# Canon's Q4 earnings report shows camera sales are down - Dpreview.com



## xps (Jan 29, 2015)

Dpreview.com wrote:

Canon's Q4 earnings report shows camera sales are down

http://www.dpreview.com/articles/5928296460/canon-q4-earnings-report-shows-camera-sales-are-down


----------



## AcutancePhotography (Jan 29, 2015)

I am sure there will be people reading way too much into this.


----------



## Maiaibing (Jan 29, 2015)

xps said:


> Dpreview.com wrote:
> 
> Canon's Q4 earnings report shows camera sales are down
> 
> http://www.dpreview.com/articles/5928296460/canon-q4-earnings-report-shows-camera-sales-are-down



No surprises except DSLR sales were even lower than previous warnings had predicted. 

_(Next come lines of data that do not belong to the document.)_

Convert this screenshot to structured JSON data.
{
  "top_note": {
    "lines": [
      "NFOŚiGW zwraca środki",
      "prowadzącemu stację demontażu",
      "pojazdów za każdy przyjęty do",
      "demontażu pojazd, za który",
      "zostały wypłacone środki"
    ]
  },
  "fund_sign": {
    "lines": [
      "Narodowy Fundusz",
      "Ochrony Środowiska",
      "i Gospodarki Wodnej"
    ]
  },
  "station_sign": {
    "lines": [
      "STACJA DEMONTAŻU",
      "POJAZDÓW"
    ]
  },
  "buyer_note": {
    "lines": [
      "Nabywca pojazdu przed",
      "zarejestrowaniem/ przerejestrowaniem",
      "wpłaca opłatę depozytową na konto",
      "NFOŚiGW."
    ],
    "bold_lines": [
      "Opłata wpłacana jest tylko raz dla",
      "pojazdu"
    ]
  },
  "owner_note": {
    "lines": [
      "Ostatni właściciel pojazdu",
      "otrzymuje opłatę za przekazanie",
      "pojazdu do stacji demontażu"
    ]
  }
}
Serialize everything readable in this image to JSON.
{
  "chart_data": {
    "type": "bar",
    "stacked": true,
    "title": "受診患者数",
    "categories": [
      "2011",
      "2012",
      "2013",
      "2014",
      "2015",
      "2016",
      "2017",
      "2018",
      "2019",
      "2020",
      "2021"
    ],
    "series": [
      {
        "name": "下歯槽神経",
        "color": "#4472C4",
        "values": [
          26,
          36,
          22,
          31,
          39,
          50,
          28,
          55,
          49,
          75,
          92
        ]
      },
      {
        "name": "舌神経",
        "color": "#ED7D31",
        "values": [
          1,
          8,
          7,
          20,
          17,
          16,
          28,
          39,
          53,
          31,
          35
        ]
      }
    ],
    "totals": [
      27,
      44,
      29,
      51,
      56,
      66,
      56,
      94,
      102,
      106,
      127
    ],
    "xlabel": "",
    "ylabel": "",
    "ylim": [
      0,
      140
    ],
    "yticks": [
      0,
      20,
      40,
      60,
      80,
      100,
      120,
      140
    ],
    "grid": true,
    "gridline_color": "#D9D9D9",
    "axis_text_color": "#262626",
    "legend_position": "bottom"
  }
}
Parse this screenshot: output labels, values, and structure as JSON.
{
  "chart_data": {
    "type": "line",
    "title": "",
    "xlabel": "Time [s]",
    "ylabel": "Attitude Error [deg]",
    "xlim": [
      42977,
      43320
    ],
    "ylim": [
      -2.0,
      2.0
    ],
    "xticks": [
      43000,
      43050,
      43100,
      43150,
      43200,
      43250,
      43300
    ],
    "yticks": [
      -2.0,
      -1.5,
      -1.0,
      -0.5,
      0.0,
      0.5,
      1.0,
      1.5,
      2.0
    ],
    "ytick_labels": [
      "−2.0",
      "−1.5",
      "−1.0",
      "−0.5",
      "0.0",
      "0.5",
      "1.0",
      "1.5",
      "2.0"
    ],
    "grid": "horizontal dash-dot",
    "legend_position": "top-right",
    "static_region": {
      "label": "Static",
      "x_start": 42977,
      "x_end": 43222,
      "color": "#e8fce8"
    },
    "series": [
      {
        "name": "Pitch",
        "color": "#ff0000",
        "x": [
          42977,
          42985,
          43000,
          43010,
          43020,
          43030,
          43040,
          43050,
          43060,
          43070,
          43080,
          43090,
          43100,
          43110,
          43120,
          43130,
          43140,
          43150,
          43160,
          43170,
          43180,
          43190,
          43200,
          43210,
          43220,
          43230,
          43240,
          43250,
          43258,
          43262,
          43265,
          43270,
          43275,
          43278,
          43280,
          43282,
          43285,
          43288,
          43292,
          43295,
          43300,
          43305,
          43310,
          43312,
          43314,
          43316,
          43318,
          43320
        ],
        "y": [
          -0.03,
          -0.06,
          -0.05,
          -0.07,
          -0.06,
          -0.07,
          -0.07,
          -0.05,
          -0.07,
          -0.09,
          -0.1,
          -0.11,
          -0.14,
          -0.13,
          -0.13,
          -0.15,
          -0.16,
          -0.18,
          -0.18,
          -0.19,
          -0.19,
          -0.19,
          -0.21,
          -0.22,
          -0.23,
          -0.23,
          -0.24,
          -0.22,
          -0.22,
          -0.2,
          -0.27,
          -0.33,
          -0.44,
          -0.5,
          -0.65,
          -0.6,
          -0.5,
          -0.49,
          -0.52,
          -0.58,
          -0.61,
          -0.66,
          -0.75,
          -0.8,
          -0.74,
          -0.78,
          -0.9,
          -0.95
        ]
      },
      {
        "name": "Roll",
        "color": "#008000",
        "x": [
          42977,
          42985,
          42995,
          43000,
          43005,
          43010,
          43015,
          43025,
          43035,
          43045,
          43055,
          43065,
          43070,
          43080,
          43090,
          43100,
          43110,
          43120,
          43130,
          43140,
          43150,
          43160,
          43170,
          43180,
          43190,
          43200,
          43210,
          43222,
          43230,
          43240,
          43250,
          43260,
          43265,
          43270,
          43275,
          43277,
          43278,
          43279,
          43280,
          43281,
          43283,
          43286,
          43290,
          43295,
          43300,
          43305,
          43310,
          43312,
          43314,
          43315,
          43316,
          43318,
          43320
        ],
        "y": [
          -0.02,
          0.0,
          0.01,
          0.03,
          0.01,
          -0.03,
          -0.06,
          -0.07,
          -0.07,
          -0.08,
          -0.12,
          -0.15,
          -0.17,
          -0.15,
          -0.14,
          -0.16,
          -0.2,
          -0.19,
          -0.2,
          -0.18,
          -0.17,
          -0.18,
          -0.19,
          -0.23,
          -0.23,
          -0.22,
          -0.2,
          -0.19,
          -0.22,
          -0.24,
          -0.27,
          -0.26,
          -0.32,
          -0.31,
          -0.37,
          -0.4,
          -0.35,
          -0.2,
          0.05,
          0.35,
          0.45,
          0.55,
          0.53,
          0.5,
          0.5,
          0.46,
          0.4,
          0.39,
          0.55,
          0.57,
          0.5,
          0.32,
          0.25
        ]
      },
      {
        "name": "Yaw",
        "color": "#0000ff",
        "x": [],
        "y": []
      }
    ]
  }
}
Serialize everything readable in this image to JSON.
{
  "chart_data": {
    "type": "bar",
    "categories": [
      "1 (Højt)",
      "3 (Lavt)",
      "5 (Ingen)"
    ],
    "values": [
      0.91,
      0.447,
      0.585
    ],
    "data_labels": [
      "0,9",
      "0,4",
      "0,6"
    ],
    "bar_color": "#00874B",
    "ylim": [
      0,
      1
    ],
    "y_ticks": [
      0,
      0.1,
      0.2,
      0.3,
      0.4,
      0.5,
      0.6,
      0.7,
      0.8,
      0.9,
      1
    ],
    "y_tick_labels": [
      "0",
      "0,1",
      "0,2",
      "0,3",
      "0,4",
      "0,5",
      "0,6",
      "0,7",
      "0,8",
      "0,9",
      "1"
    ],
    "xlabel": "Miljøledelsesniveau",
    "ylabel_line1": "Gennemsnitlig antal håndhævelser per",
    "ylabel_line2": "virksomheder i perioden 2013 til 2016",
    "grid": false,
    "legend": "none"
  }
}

More of interest for Canon photographers is Canon's strategy for a turn-around:
"For cameras, efforts will be made to comprehensively raise aspects such as image-quality, visual expression, and operability" On top Canon intends to substantially improve wifi ("interconnectivity").

Sweet music to my ears. They know they are behind and their DSLR business is suffering because of it and they are ready to take action to "comprehensively" improve their DSLRs on several key points. I esspecially like the promise of better image iq and wifi. THe bit about operability sounds like touch screen menu's to me.

Looking even more forward to that 5DIV (or whatever!!!). 

And for those who mysterously have argued that Canon was happy with their sales, camera profits were healthy, or at least good enough, no reason for Canon's board to worry as they maintained market share blah blah blah. I can just say: this is exactly the report we could expect from Canon to their investors and they even offer info on what they intend to do about their fledging DSLR business.

I'm happy to note that Canon board members have a much more realistic view on their business than many people here seem to have. It'll make for a bigger chance Canon will stay in the DSLR business for many more years to come.


----------